X posted Foxy, yes yes, the birth and guilt to DD is so playing on my mind its untrue. She will be 4 and so used to being the only one. Have the habit of saying "whos my special girl?" to her and kick myself everytime thinking , must think of something else cos if its a girl - well you know where I'm coming from!

Seansgirl · 13/03/2007 15:13

Feel quite emotional typing and thinking like this cos she is my special girl and always will be (tried for a long time - but another story) but this LO will be too girl or boy.

Seansgirl · 13/03/2007 15:30

Anyway will have to sort it out in my own head, but thanks foxy was thinking was just being dramatic and making a mountain etc.

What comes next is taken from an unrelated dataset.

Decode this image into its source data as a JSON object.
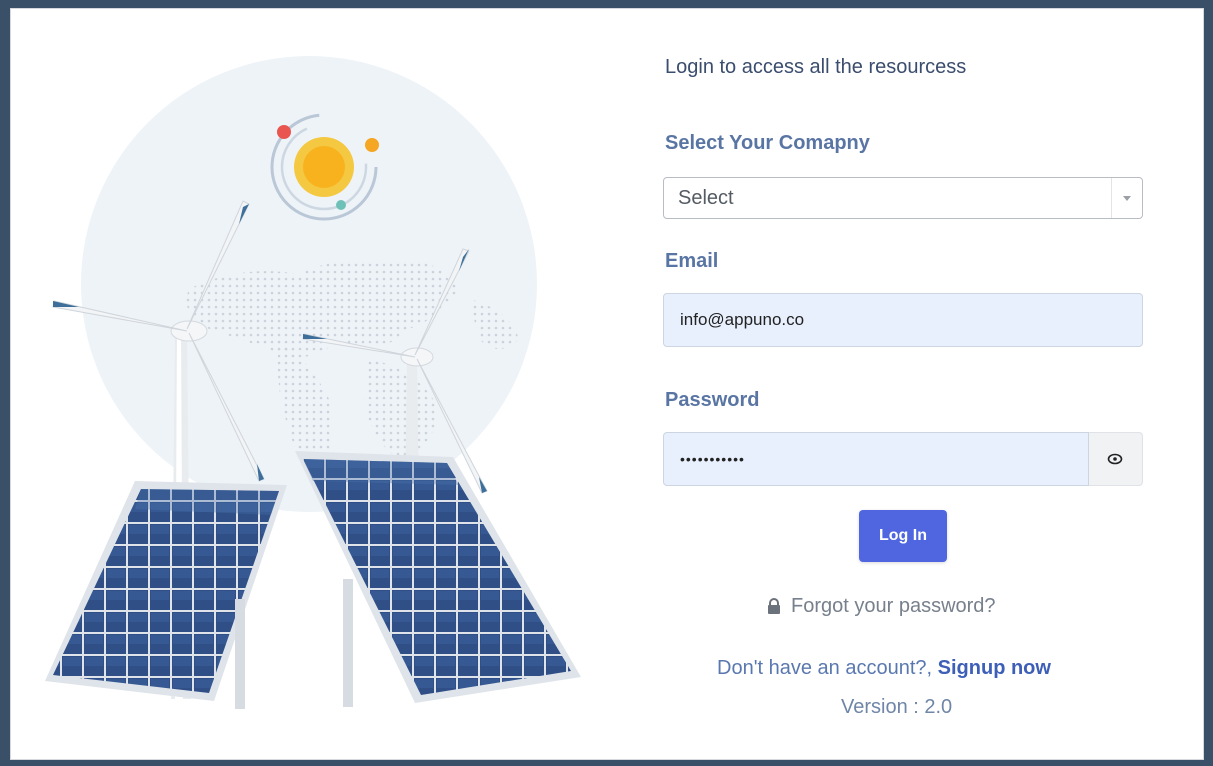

marylou23 · 13/03/2007 16:06

Seansgirl, she still will be. But she'll have a brand new little friend who will worship her, too, and who she can boss around for years to come. Honestly, it'll be fine. Okay, so I don't even have one yet, but I've got a big sister and she's my absolute best friend...
Re. social ocassions, the drink is the real problem. It's not that I miss alcohol so much; more that people are seriosly boring when they're drunk unless you are, too... I'm definitely less tolerant at the moment. (Yes, it was me who said I just want to be at home doing waht I want to do... ). But that's got to be nature, right? I mean, we're just putting ourselves first and I think you have to when you're pg. You're effectively puting the baby first, and no one else is going to fight their corner.
Doggus, have the wax, tell me what it was like because I keep putting it off and need some encouragement (on second thoughts, don't tell me...)
Am so sad for Taichimum. I've got a friend who's been through the same thing, twice, recently and it is just so hard. And so cruel.
ps, long live mumsnet. That woman does not appear to be on the side of mothers [hmmm]

hollyandalice · 13/03/2007 16:22

for taichimum

IKWYM seansgirl, my dd is the best (well imo anyway ) and I do worry about her not feeling as special once I've got a new person to look after. I guess it'll be good for her to spend more time with other people and more time playing on her own. ATM she is really clingy. I'm also worried that the lack of sleep will get to me and I'll start snapping at her (I am a horrible person when I've had no sleep).

Hope you baked some yummy treats Nigella, I mean foxy !!!

Long live mumsnet!!

Seansgirl · 13/03/2007 16:35

Thanks girls if was drunk i'd say (in that slurring manner of a drunk person) " come 'ere, let me give you a hug you're my best mates an' I really lurrvveee you" so long live MN! I have just done some skivying around cleaning hall and dinning room so that has made me cheers!

Marylou no, I think you are absolutely right no need for perhaps its part of the nesting thing i am horrendously intolerant at the mo so think best I am kept indoors

sorry so wrapped in me but thoughts go to Taichimum nature just doesn't seem fair. I had two mc before DD and it is so soul destroying.

And go for the waxing girls! Its not half as bad as the up coming events

Seansgirl · 13/03/2007 16:37

Yes, Nigella wheres our invite for tea and cakes?